Johannesburg – The world is fast evolving online, and there is a paradigm shift in the ways we do things, including how we educate our children.
It is therefore vital for teachers to have access to the tools they need to make the transition to the Fourth Industrial Revolution (4IR), says Micheal Goodman-Mareme of Via Afrika.
Over the past few centuries, we’ve been through three iterations of industrial revolutions. But now, firmly in the fourth, we are on the steepest learning curve of our lives as the technological evolution rapidly changes how we will live, work, play and, most importantly, learn.
Throughout time, however, the key and constant ingredient to any excellent education system has lain with the teachers who, with the right mindset, have taken the lead to empower themselves with whatever tools and content they’ve been able to access, in order to make a difference in the lives of those they teach.
There have been many times when this has been challenging. Most recently, we saw this in South Africa when Outcomes Based Education was introduced in the 1990s – and no less so today, with the technical skills and pedagogy that are now required to take teaching successfully online.
We do, of course, find ourselves in a highly unforeseen situation that – in just under a year – has accelerated the need for digital education tenfold, with schools having been closed for long periods and an uncertain and, very likely, social-distanced future ahead of us. The crucial factor right now is to ensure that education continues, in whatever classroom – real or virtual – that lies ahead in 2021 and beyond.
Of course, the online teaching experience is vastly different to the face-to-face, traditional classroom; no one can deny this, and fear of the unknown is always understandable.
But it takes courage to become a teacher in the first place. It is, after all, a critical leadership role that will influence the very formation of others for the rest of their lives. Therefore, drawing on the same courage that led teachers to teach initially, the learning environment is now encouraging them to believe in themselves once again – and to take the step into what may be a virtual classroom, but one in which they play no less of an important role. To quote American educator Salman Khan, of the Khan Academy: “I have never viewed technology as a replacement for the human experience. I viewed it as something that could liberate the human experience.”
There has of course been much international debate around how best to teach online and even how well it works, with many additional factors to now consider that teachers would not traditionally have had to take into account, even just a few years ago.

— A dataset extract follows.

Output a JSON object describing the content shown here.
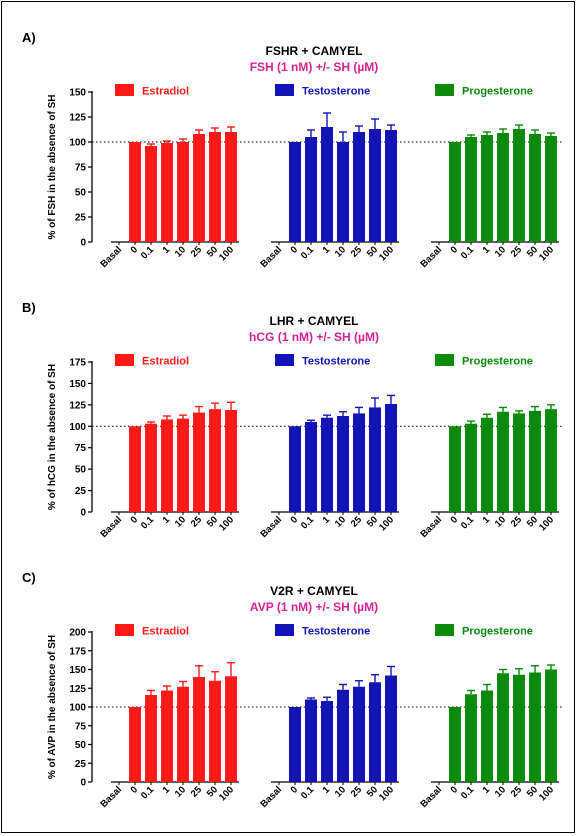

For example, will teachers now best deliver lessons live, with teaching being synchronous? Or will they pre-record these and provide them in an asynchronous fashion for learners to access whenever the time is best for them? And do learners have access, in the first place, to good internet connectivity that would enable them to be taught online at all?
These are the questions we have been interrogating ourselves as Via Afrika. Having made resources available to teachers, learners and parents for a number of years, we’ve now expanded our focus. We’ve met the challenge to provide insight overall not only into the digital world, but with specific emphasis on training teachers both online and face-to-face through a “Teaching Online” course offered as one of the options, via our Digital Education Academy.
In many ways, we are all encountering a new online world with the same uncertainties around to what extent our lives will be disrupted. For the learners who are our future, they are now being educated towards jobs that often do not even yet exist. If teachers are to continue providing the critical leadership role to learners that they always have in our society, we need to support them in whatever way we can to make the journey one they can travel with confidence.